Fighting heroin epidemic demands bold action

August 17, 2015

Delaware has a heroin problem, and it’s getting worse.

As the Cape Gazette reported in 2012, heroin use rose sharply after state and federal crackdowns on prescription-pill abuse that made pills much harder to get.

Tightening rules on prescriptions slowed increases in pill abuse, but heroin quickly replaced prescription opioids. High-grade heroin is now available throughout Delaware and the nation; not surprisingly, deaths from overdoses have risen sharply, in Delaware and nationwide.

A Prescription Drug Advisory Committee found Delaware recently ranked fifth in the nation in the rate of opioid prescriptions and had the ninth-highest drug overdose rate in the nation. The committee also found Delaware deaths from heroin nearly tripled over a four-year period, from eight deaths in 2009 to 23 in 2013.
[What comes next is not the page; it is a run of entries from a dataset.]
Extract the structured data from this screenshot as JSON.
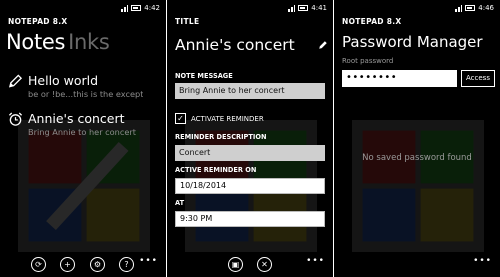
{
  "screens": {
    "notes": {
      "status_time": "4:42",
      "app_title": "NOTEPAD 8.X",
      "pivot_active": "Notes",
      "pivot_inactive": "Inks",
      "items": [
        {
          "title": "Hello world",
          "subtitle": "be or !be...this is the except",
          "icon": "pencil-icon"
        },
        {
          "title": "Annie's concert",
          "subtitle": "Bring Annie to her concert",
          "icon": "alarm-clock-icon"
        }
      ],
      "appbar": {
        "sync": "⟳",
        "add": "+",
        "settings": "⚙",
        "help": "?",
        "more": "•••"
      }
    },
    "editor": {
      "status_time": "4:41",
      "title_label": "TITLE",
      "title_value": "Annie's concert",
      "note_message_label": "NOTE MESSAGE",
      "note_message_value": "Bring Annie to her concert",
      "activate_reminder_label": "ACTIVATE REMINDER",
      "activate_reminder_checked": true,
      "reminder_description_label": "REMINDER DESCRIPTION",
      "reminder_description_value": "Concert",
      "active_reminder_on_label": "ACTIVE REMINDER ON",
      "date_value": "10/18/2014",
      "at_label": "AT",
      "time_value": "9:30 PM",
      "appbar": {
        "save": "▣",
        "cancel": "✕",
        "more": "•••"
      }
    },
    "passwords": {
      "status_time": "4:46",
      "app_title": "NOTEPAD 8.X",
      "title": "Password Manager",
      "root_password_label": "Root password",
      "password_value": "••••••••",
      "access_button": "Access",
      "empty_message": "No saved password found",
      "more": "•••"
    }
  },
  "colors": {
    "background": "#000000",
    "text": "#ffffff",
    "muted": "#8c8c8c",
    "inactive_pivot": "#6a6a6a",
    "field_light": "#cfcfcf"
  }
}
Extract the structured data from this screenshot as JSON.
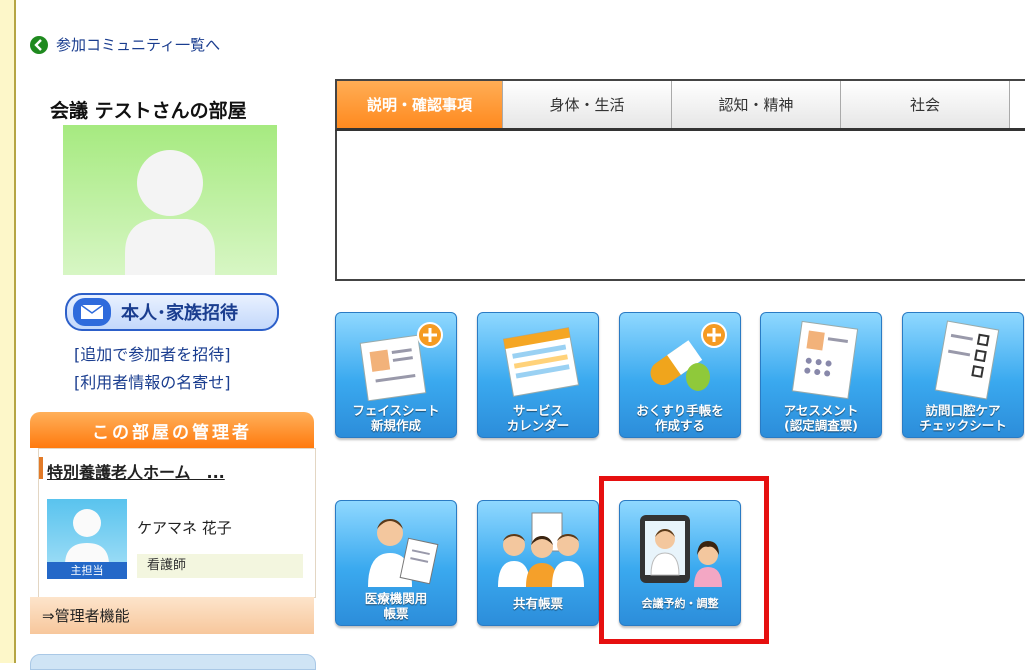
{
  "nav": {
    "back_label": "参加コミュニティ一覧へ"
  },
  "room": {
    "title": "会議 テストさんの部屋",
    "invite_label": "本人･家族招待",
    "links": [
      "[追加で参加者を招待]",
      "[利用者情報の名寄せ]"
    ]
  },
  "admin": {
    "header": "この部屋の管理者",
    "facility": "特別養護老人ホーム　...",
    "staff_name": "ケアマネ 花子",
    "staff_badge": "主担当",
    "staff_role": "看護師",
    "function_link": "⇒管理者機能"
  },
  "tabs": [
    {
      "label": "説明・確認事項",
      "active": true
    },
    {
      "label": "身体・生活",
      "active": false
    },
    {
      "label": "認知・精神",
      "active": false
    },
    {
      "label": "社会",
      "active": false
    }
  ],
  "tiles": [
    {
      "line1": "フェイスシート",
      "line2": "新規作成",
      "icon": "face-sheet-icon"
    },
    {
      "line1": "サービス",
      "line2": "カレンダー",
      "icon": "calendar-icon"
    },
    {
      "line1": "おくすり手帳を",
      "line2": "作成する",
      "icon": "medicine-icon"
    },
    {
      "line1": "アセスメント",
      "line2": "(認定調査票)",
      "icon": "assessment-icon"
    },
    {
      "line1": "訪問口腔ケア",
      "line2": "チェックシート",
      "icon": "checklist-icon"
    },
    {
      "line1": "医療機関用",
      "line2": "帳票",
      "icon": "doctor-clipboard-icon"
    },
    {
      "line1": "共有帳票",
      "line2": "",
      "icon": "staff-group-icon"
    },
    {
      "line1": "会議予約・調整",
      "line2": "",
      "icon": "tablet-meeting-icon"
    }
  ],
  "colors": {
    "accent_orange": "#ff8a1f",
    "link_blue": "#1a3d8f",
    "tile_blue": "#3aa9ef",
    "highlight_red": "#e61010"
  }
}
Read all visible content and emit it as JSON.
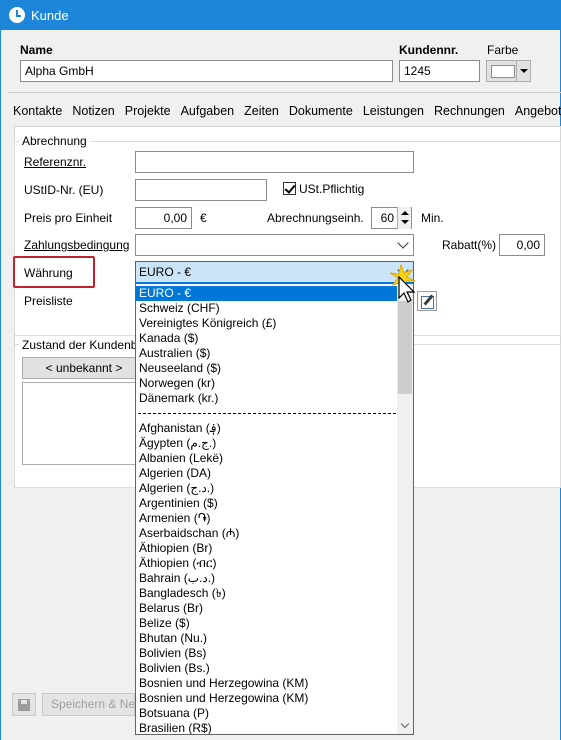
{
  "window": {
    "title": "Kunde"
  },
  "header": {
    "name_label": "Name",
    "name_value": "Alpha GmbH",
    "number_label": "Kundennr.",
    "number_value": "1245",
    "color_label": "Farbe"
  },
  "tabs": [
    "Kontakte",
    "Notizen",
    "Projekte",
    "Aufgaben",
    "Zeiten",
    "Dokumente",
    "Leistungen",
    "Rechnungen",
    "Angebote"
  ],
  "billing": {
    "group_title": "Abrechnung",
    "reference_label": "Referenznr.",
    "vat_id_label": "UStID-Nr. (EU)",
    "vat_liable_label": "USt.Pflichtig",
    "vat_liable_checked": true,
    "price_unit_label": "Preis pro Einheit",
    "price_unit_value": "0,00",
    "currency_symbol": "€",
    "billing_unit_label": "Abrechnungseinh.",
    "billing_unit_value": "60",
    "billing_unit_suffix": "Min.",
    "payment_terms_label": "Zahlungsbedingung",
    "discount_label": "Rabatt(%)",
    "discount_value": "0,00",
    "currency_label": "Währung",
    "currency_selected": "EURO - €",
    "price_list_label": "Preisliste"
  },
  "state": {
    "group_title": "Zustand der Kundenb",
    "button_label": "< unbekannt >"
  },
  "currency_options_top": [
    "EURO - €",
    "Schweiz (CHF)",
    "Vereinigtes Königreich (£)",
    "Kanada ($)",
    "Australien ($)",
    "Neuseeland ($)",
    "Norwegen (kr)",
    "Dänemark (kr.)"
  ],
  "currency_options_rest": [
    "Afghanistan (؋)",
    "Ägypten (ج.م.)",
    "Albanien (Lekë)",
    "Algerien (DA)",
    "Algerien (د.ج.)",
    "Argentinien ($)",
    "Armenien (֏)",
    "Aserbaidschan (₼)",
    "Äthiopien (Br)",
    "Äthiopien (ብር)",
    "Bahrain (د.ب.)",
    "Bangladesch (৳)",
    "Belarus (Br)",
    "Belize ($)",
    "Bhutan (Nu.)",
    "Bolivien (Bs)",
    "Bolivien (Bs.)",
    "Bosnien und Herzegowina (KM)",
    "Bosnien und Herzegowina (KM)",
    "Botsuana (P)",
    "Brasilien (R$)"
  ],
  "footer": {
    "save_label": "Speichern & Ne"
  },
  "colors": {
    "titlebar": "#1d86d8",
    "selection": "#0078d7",
    "highlight_border": "#c0232b"
  }
}
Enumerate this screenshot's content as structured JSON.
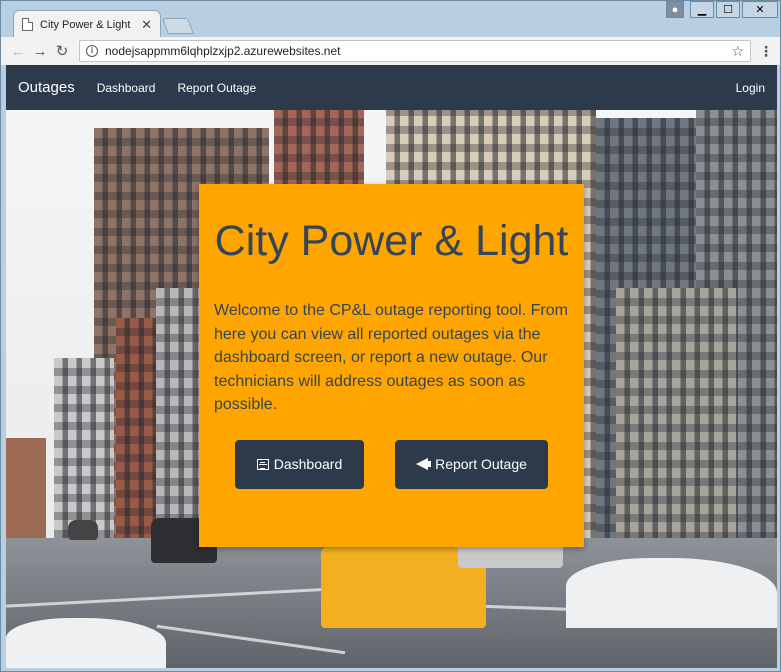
{
  "browser": {
    "tab_title": "City Power & Light",
    "url": "nodejsappmm6lqhplzxjp2.azurewebsites.net"
  },
  "navbar": {
    "brand": "Outages",
    "links": [
      "Dashboard",
      "Report Outage"
    ],
    "login": "Login"
  },
  "jumbotron": {
    "title": "City Power & Light",
    "text": "Welcome to the CP&L outage reporting tool. From here you can view all reported outages via the dashboard screen, or report a new outage. Our technicians will address outages as soon as possible.",
    "buttons": {
      "dashboard": "Dashboard",
      "report": "Report Outage"
    }
  },
  "colors": {
    "navbar": "#2c3a4b",
    "jumbotron": "#ffa500",
    "heading_text": "#354558"
  }
}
Officials recently rolled out new state initiatives to curb the heroin epidemic, calling for a formal review of heroin and opioid deaths, with an eye toward what could have been done differently, to prevent future deaths. The plans call for improved monitoring of prescriptions, with more followup with patients suffering chronic, long-term pain.

The plan also calls for more treatment facilities and new initiatives to try even more drugs to assist people trying to kick their habits.

A fourth initiative encourages police departments to allow officers to carry drugs such as Naloxone that have been shown to prevent deaths when an overdose is suspected.

These steps are welcome, but with state and federal officials identifying heroin use as an epidemic, these steps seem slow and tentative. Sussex County has already seen infants born addicted to painkillers and a toddler who took heroin to daycare. If a toddler has heroin in her backpack, even by mistake, this problem is out of hand.

What’s lacking in all these initiatives is urgency. Fighting heroin will require resources. It will require more treatment facilities and specialists and new research efforts. It will also require a broad base of citizens who demand an end to heroin use and the crime that comes in its wake.

Fighting heroin is a marathon. It’s time to get in the race.